Mobile services generally are in an interesting spot right now, with most brands having an application of sorts for users to have on their smartphones.
But some recent analysis by ComScore has found that the app market is "tightening" and brands need to "rethink how to break through the consumer's screen".
In particular, ComScore learned that year-on-year growth rate in mobile apps has fallen dramatically in the space of two years.
Yet despite most mobile metrics continuing to increase, in terms of web usage and digital media time, apps are coming under pressure.
There are a number of other worry lines:
- Tablets seeing declines in app usage as large screen phones encroach on their territory.
- "Walled-garden" approach to apps makes reaching audience scale harder than "linkable" desktop and mobile web.
- Establishing app audience is hard, as loyalty is difficult to achieve.
- Half of smartphone owners do not download any apps in a month; average user is two a month.
- Appstore influence is waning, with marketing and word-of-mouth playing a larger role.
- Push notification fatigue kicking in as users become irritated with apps that use the process to remain front-of-mind.
Here is a short infographic with some of the findings:
ComScore says that of the top 25 mobile apps by unique visitors in June this year, not one was a travel-related brand (some count Groupon as one) with Facebook, Facebook Messenger, YouTube, Google Maps and Google Search taking up the top five spots.
Interestingly, many of the fastest-growing mobile apps are those that improve "real-world behaviours", ComScore says, with Waze, Uber and Lyft notable entries from the world of travel.
But, still, the biggest problems in travel are two-fold: frequency and domination by existing brands.
Firstly, travel is - and will remain - a modest pursuit in terms of usage, in that consumers are generally not using an app very regularly (perhaps two or three times a year), meaning that a favourite from a previous might trip might be forgotten or replaced when a wave of marketing comes into play for a rival brand.
Perhaps more crucially is the realisation that the large brands in online travel generally have secured prominent spots with their mobile applications.
This makes it difficult for emerging brands to gain a foothold with a new app in the marketplace, whilst the existing players are likely to only see their users bounce around between themselves and other large players rather than new service shaking things up.
Analysis by Phocuswright found that of the leading travel apps in the market in the US, all but a handful are from long-standing brands in the sector (airlines, hotels, online travel agencies).
The only relative newbies are HotelTonight and Hipmunk, although both have low popularity rates of 5% and 2% respectively.
Phocuswright's senior research analyst, Cathy Walsh, says once a supplier app is downloaded, it has the "potential to influence the trip life-cycle, foster loyalty and capture bookings the next time round".
ComScore says it believe the wider market has yet to reach "peak app", adding:
"Large internet companies command the majority of app time, so it can be a challenging market for lesser-known brands.
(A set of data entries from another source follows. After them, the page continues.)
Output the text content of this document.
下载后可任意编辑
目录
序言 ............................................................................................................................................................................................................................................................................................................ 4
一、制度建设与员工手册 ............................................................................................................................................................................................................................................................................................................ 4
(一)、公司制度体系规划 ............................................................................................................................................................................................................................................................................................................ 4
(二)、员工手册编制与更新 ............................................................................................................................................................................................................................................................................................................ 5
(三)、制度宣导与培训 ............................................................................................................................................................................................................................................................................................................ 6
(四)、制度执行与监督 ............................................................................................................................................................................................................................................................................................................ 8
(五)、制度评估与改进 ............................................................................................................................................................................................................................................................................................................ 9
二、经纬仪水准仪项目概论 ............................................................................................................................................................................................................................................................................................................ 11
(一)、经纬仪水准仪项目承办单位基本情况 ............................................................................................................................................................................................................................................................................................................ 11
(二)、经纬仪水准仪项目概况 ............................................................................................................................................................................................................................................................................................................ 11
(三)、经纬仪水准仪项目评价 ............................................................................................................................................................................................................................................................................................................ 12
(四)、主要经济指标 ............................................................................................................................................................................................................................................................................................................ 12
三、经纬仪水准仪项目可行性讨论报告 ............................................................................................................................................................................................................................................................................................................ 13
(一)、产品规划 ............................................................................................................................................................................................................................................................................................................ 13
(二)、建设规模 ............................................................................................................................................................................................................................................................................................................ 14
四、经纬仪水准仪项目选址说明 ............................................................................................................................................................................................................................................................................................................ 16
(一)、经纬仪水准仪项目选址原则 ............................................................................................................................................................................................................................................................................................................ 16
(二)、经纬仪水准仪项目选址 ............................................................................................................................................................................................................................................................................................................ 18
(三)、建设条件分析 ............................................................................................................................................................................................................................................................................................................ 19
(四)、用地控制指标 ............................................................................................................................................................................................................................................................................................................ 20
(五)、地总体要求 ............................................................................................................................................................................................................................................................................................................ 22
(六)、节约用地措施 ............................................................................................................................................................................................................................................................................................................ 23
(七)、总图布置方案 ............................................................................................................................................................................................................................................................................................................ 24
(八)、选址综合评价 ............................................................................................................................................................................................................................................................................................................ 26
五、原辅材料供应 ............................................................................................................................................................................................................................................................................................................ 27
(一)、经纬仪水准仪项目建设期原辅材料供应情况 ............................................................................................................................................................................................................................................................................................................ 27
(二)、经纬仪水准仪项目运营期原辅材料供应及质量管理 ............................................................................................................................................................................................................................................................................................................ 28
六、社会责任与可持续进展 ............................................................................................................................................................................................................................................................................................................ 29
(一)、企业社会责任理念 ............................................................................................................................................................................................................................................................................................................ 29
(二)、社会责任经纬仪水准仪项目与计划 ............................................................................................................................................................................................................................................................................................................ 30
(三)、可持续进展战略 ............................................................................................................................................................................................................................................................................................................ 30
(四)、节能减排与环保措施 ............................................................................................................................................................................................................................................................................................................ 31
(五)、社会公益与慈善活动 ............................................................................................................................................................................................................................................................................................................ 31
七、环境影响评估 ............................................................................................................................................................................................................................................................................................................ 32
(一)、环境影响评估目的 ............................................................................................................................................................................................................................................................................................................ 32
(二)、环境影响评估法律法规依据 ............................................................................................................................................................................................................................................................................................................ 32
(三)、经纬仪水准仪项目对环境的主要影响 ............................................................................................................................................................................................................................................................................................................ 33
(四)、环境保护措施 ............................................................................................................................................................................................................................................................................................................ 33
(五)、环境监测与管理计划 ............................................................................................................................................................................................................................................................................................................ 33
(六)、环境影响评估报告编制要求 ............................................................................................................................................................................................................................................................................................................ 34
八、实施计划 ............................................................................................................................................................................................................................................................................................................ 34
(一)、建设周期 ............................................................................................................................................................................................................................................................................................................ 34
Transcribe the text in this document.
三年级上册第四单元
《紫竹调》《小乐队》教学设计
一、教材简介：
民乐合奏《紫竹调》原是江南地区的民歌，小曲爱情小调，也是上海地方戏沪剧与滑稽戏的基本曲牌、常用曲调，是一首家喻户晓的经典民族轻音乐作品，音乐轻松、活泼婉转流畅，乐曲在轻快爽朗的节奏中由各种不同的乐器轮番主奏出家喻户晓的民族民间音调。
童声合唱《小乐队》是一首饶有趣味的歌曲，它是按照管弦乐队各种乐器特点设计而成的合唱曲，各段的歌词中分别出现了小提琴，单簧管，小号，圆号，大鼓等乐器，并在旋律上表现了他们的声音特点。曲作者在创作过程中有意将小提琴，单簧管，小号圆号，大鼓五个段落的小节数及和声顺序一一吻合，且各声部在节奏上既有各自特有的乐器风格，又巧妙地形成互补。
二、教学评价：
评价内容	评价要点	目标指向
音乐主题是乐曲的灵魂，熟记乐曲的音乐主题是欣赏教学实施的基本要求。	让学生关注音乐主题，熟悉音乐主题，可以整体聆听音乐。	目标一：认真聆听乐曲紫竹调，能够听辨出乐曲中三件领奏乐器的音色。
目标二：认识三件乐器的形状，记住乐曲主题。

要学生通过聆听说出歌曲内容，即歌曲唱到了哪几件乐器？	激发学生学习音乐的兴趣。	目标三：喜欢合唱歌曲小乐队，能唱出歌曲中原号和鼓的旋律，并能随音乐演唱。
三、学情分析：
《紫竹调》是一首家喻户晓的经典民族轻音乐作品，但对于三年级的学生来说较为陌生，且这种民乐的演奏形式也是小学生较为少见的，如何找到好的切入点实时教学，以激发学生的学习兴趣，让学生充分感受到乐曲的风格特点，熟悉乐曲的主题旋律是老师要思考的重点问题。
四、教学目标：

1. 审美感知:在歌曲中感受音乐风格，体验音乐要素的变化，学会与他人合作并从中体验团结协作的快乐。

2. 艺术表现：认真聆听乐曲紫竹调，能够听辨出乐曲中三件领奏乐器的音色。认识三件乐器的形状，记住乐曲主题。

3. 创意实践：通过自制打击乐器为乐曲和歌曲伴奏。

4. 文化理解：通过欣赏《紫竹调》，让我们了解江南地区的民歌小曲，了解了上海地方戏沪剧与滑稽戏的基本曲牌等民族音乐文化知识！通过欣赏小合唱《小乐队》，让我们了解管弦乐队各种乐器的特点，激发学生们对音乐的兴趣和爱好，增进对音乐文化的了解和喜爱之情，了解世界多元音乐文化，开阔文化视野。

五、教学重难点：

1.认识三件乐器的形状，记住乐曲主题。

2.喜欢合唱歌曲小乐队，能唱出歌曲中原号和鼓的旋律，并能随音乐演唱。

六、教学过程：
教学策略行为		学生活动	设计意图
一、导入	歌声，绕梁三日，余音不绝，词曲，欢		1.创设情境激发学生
People aren’t downloading as many apps anymore, they increasingly put those apps into folders, and they are less likely to allow push notifications, making it harder than ever for apps to be seen.
"Breaking through means having the rare novel app idea or relying on traditional marketing and advertising for distribution.
"Mobile web is the primary vehicle for expanding audience reach, but apps are where heavy engagement happens. Publishers must get better at onboarding mobile web visitors to the app, and get their apps promoted to the home screen if they want to maximize usage."